Fluctuat nec mergitur, une nouvelle d'Alain Magerotte
FLUCTUAT NEC MERGITUR
Le bois du bol d’air longe une rue pavée où s’érige une église du douzième siècle, un monument restauré, classé, qui a ouvert ses portes aux amateurs d’art et d’histoire.
A l’entrée du bois, un écriteau invite les passants à découvrir un lieu enchanteur: Maintes fois remodelé, le site bénéficie aujourd’hui d’une option d’aménagement qui préserve sa valeur écologique : bois de vieux saules, massifs d’épineux et de ronces, cognassiers, prairies fleuries, friches et bords de chemins odorants, mare aux batraciens, sous-bois rafraîchissants, petits potagers, verger, ruisseau. La pergola et les rampes de bois qui jalonnent le chemin sont réalisées en robinier.
Sans oublier les petits pensionnaires comme la grenouille rousse, le colvert, ou le pic épeiche.
Ce havre de paix unanimement apprécié par les amoureux du calme et de la nature fait la Une des journaux depuis quelques jours. Sur le pont de bois qui surplombe la mare aux batraciens, plusieurs corps sans vie ont été découverts. Une bien étrange affaire que celle-là. Le Nunc est bibendum, nom du bistrot qui jouxte «le bois de l’enfer» ainsi surnommé par une presse avide de sensation, ne désemplit pas. La gargote est devenue le quartier général d’une foule de curieux, des journalistes et de la police.
«Ne cherchez plus le coupable ! A qui profite le crime ? Ben à moi, tiens !» aurait pu déclarer, avec son esprit frondeur, Pol, le patron du bibendum, un gros bonhomme jovial, féru d’auteurs grecs et latins, à un point tel, qu’il a donné à ses deux fils, issus d’un mariage heureux avec Hélène, les prénoms de Virgile et d’Homère. Drôlement accro, Pol !
Mais, l’homme n’a pas trop le cœur à rire. L’hécatombe du petit bois l’affecte d’autant plus que la première victime était un de ses meilleurs clients : René Cuzan, dit cul sec ou, pour parodier Lucky Luke, «l’homme qui levait le coude plus vite que son ombre». Cul sec cultivait un potager situé non loin du bistrot. Tous les jours, vers dix-sept heures, il venait s’enfiler quelques p’tits blancs en guise d’apéro, pendant que son épouse, la patiente Adèle, l’attendait pour le dîner.
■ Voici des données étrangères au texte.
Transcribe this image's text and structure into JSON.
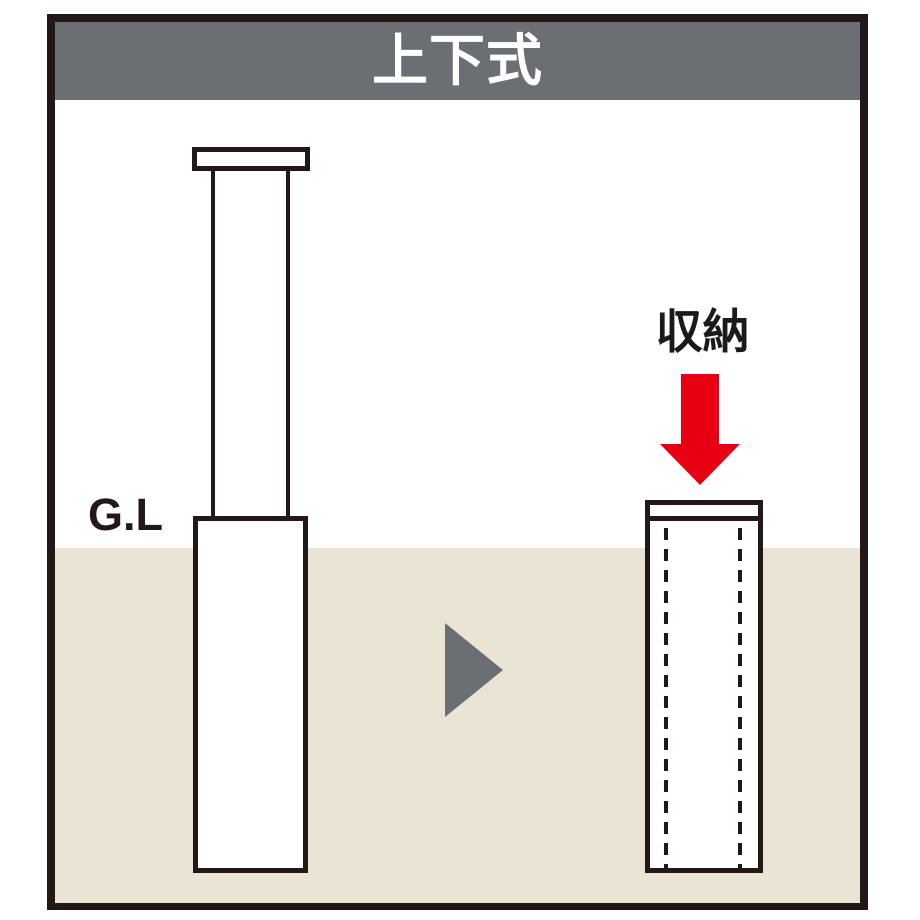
{
  "header": {
    "title": "上下式"
  },
  "diagram": {
    "ground_level_label": "G.L",
    "storage_label": "収納",
    "icons": {
      "transition_arrow": "right-pointing-triangle",
      "storage_arrow": "red-down-arrow"
    }
  },
  "colors": {
    "frame_border": "#231815",
    "header_bg": "#6a6f73",
    "header_text": "#ffffff",
    "ground_fill": "#e9e4d3",
    "bollard_fill": "#ffffff",
    "line_black": "#231815",
    "arrow_red": "#e60012",
    "triangle_gray": "#6a6f73"
  }
}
«Allons donc, comment pourrait-elle en vouloir à un homme si câlin, si attentionné, qui n’avait pas hésité à délier les cordons de la bourse pour lui offrir un four à micro-ondes… fort pratique en somme pour réchauffer son repas quand il rentrait tard le soir, éméché…»
Le jour fatal, René était tellement bourré, qu’il était repassé par le bois, pensant que le bon air de l’endroit le ragaillardirait. En fait de retapage, il fut retrouvé avec l’intérieur du corps calciné, comme s’il avait inhalé un puissant insecticide par le biais d’un aérosol. Les cadavres suivants allaient présenter le même symptôme.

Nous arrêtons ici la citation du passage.